A Block Refinement of the Green-Puig Parameterization of the Isomorphism Types of Indecomposable Modules

Abstract

Let $p$ be a prime integer, let $\mathcal{O}$ be a commutative complete local Noetherian ring with an algebraically closed residue field $k$ of charateristic $p$ and let$G$ be a finite group. Let $P$ be a $p$-subgroup of $G$ and let $X$ be an indecomposable $\mathcal{O} P$-module with vertex $P$. Let $\Lambda (G,P,X)$ denote a set of representatives for the isomorphism classes of indecomposable $\mathcal{O} G$-modules with vertex-source pair $(P,X)$ (so that $\Lambda(G,P,X)$ is a finite set by the Green correspondence).
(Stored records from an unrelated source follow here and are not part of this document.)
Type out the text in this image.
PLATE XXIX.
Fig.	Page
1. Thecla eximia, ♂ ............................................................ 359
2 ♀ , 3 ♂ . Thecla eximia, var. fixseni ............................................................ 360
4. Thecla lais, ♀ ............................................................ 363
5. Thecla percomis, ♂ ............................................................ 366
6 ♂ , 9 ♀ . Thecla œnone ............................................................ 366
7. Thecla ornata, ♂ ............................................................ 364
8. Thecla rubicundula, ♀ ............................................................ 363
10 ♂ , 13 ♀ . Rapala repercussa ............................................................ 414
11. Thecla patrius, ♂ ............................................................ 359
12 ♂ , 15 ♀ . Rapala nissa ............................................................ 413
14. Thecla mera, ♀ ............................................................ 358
As mentioned in [5, Notes on Section~26], L. Puig asserted that a defect multiplicity module determined by $(P,X)$ can be used to obtain an extended parameterization of $\Lambda(G,P,X)$. In [5, Proposition 26.3], J. Thévenaz completed this program under the hypotheses that $X$ is $\mathcal{O}$-free. Here we use the methods of proof of [5, Theorem 26.3] to show that the $\mathcal{O}$-free hypothesis on $X$ is superfluous. (M. Linckelmann has also proved this, cf. [3]). Let $B$ be a block of $\mathcal{O} G$. Then we obtain a corresponding paramaterization of the $(\mathcal{O} G)B$-modules in $\Lambda(G,P,X)$.